Returning to his original appreciation for collectible objects, Mike’s next chapter involves a new experiment: launching his own company, Serra Hardware. “It’s very different from the other things I’ve done,” he says of his new venture. Offering a collection of 12 to 15 cast-iron designs, including lights, doorknobs, handles and objects launching next spring, Serra Hardware is an opportunity for the designer to create pieces that are special yet accessible. “All of the work I’ve done up until this point is very inaccessible and expensive,” he says. “Now that I’m growing out of being a made-to-order artist, I want to be able to make things at scale that more people can enjoy.” As for the material, Mike feels that cast-iron speaks for itself as a timeless choice. “I’ve felt that iron is a really classic American material that a lot of this country was built on,” he says. “The iron industry has been decaying for years; yet, there are a lot of cool foundries making this stuff.”
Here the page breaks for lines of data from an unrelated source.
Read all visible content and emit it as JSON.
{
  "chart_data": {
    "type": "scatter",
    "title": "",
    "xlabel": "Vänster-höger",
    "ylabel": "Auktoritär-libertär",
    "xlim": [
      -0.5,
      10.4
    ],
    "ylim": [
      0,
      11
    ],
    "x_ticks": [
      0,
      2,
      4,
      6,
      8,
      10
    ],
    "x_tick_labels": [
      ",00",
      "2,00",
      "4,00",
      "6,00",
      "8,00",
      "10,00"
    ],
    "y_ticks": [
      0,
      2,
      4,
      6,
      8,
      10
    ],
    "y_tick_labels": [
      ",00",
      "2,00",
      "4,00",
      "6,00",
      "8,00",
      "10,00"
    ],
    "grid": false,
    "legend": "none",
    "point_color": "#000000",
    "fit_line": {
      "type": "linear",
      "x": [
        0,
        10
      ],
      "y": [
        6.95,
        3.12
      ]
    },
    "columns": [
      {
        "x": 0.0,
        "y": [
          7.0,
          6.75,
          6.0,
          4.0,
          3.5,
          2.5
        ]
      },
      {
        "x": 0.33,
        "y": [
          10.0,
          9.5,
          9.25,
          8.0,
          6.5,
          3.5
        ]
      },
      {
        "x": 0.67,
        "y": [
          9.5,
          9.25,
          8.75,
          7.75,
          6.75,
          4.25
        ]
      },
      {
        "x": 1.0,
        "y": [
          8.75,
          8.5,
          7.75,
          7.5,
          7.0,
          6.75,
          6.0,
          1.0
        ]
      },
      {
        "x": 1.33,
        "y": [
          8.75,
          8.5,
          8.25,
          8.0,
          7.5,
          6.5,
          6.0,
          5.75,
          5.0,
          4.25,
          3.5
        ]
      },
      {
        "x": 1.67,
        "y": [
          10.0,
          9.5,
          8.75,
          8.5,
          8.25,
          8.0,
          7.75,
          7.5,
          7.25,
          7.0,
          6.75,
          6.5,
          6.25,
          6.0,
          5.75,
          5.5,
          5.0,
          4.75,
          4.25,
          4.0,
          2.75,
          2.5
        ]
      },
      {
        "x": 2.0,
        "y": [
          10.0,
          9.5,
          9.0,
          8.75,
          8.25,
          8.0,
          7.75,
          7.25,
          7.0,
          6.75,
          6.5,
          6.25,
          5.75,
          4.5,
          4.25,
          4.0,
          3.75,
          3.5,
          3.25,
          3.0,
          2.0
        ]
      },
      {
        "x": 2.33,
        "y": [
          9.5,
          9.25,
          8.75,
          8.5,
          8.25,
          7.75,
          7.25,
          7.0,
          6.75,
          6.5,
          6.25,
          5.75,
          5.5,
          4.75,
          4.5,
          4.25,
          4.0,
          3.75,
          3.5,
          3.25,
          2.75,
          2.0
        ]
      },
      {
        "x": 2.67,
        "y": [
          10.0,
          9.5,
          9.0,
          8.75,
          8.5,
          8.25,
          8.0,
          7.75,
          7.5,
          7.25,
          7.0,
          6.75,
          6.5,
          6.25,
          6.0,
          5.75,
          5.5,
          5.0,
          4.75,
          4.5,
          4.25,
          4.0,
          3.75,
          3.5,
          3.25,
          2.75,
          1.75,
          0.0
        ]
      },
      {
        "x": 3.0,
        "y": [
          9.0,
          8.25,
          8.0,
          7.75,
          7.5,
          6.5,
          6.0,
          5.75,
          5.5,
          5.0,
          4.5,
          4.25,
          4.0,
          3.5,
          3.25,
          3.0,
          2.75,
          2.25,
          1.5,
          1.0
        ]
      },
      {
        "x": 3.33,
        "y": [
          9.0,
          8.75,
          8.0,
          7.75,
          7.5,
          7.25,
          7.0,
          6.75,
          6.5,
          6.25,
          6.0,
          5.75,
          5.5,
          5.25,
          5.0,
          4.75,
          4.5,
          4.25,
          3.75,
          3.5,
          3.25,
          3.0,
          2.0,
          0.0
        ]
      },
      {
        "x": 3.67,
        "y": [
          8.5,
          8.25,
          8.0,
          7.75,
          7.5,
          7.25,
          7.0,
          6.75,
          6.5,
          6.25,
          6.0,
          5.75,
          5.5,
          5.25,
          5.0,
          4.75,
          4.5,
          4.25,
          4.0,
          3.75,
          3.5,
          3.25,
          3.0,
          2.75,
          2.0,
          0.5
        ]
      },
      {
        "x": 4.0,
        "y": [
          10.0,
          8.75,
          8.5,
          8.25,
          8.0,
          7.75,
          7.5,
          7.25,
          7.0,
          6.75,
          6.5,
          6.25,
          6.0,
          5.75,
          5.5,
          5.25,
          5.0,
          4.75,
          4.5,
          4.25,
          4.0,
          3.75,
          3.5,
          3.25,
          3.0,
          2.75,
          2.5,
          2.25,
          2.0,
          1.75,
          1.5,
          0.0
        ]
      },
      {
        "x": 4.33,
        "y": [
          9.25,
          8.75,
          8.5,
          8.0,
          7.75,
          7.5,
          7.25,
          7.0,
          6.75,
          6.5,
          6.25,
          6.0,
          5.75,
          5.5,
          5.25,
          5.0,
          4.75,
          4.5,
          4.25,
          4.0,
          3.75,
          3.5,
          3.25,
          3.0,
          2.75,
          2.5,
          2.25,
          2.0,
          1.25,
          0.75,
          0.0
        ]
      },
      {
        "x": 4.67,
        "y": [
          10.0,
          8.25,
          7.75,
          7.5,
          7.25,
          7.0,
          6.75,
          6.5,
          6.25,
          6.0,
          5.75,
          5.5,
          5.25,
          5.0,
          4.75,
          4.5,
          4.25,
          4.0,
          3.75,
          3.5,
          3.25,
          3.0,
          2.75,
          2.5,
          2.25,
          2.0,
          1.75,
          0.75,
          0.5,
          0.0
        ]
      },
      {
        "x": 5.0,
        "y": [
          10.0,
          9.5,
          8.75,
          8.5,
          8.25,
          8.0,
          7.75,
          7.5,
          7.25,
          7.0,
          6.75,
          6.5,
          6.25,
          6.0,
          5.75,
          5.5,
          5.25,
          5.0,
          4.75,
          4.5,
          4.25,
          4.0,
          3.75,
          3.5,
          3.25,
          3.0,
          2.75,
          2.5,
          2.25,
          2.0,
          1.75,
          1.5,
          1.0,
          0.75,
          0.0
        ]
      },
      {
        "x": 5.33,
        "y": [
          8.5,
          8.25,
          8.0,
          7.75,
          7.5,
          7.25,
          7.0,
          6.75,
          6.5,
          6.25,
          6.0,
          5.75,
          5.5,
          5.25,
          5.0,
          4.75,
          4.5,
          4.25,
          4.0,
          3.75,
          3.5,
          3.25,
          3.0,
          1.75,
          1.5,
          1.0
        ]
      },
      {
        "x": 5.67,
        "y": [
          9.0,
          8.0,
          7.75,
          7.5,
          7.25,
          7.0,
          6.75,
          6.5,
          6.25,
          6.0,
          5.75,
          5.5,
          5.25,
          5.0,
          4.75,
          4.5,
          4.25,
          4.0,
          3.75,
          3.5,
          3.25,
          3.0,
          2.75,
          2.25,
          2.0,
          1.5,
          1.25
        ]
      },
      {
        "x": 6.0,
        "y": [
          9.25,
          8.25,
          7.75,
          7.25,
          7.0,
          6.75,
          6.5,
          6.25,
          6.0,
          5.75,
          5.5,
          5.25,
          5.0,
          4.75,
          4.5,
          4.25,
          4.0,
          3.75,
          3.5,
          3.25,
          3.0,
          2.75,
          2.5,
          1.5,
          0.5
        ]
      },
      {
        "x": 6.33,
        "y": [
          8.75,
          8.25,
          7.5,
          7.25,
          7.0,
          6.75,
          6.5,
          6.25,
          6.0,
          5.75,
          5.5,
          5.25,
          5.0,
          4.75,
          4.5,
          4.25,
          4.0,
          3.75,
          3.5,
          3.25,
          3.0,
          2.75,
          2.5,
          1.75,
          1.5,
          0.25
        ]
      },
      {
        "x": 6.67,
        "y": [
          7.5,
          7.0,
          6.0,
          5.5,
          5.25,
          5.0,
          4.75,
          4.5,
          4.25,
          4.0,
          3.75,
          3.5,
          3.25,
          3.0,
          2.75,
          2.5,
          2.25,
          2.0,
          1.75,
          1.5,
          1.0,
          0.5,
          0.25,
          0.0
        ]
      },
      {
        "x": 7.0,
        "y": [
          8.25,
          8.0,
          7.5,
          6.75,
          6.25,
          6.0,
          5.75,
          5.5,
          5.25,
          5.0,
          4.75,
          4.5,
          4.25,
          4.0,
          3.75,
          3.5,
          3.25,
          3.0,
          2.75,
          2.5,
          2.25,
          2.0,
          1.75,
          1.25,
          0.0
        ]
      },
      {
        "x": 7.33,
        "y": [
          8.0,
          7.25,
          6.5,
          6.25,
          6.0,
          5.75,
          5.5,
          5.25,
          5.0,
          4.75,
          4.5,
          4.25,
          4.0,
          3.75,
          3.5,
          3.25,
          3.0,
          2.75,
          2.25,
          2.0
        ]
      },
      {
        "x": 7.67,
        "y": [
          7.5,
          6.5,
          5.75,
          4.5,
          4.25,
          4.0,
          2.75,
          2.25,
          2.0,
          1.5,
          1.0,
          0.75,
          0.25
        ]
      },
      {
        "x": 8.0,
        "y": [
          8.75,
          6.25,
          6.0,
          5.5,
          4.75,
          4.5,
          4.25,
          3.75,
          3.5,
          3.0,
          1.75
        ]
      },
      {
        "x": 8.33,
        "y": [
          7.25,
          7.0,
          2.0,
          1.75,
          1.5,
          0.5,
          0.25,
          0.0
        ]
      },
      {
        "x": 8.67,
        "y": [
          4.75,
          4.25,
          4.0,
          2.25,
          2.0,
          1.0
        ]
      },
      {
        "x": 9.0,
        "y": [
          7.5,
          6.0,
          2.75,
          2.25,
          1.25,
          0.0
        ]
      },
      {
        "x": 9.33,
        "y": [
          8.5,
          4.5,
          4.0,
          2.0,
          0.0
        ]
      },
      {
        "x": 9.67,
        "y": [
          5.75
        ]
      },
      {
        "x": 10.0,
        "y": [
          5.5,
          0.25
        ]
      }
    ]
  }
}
Sitting in his apartment, a space that is sparsely decorated with his own work and a few of his family’s original artefacts excavated from Puerto Rico, Mike points out a few smaller vessels sitting on his bookshelf. “I had no context around what these things even were,” he says of growing up around these artefacts. “Once I started studying and understanding the pieces, they felt more significant. But still, without knowing much as a kid, I was very vocal about how much I liked art.” As a final question, I asked Mike if he ever thinks about what the kid-version of him would say about what he’s doing now. “All the time,” he says. “This is exactly what I wanted to be doing. It’s getting harder and harder, but I’d like to think it’s possible.”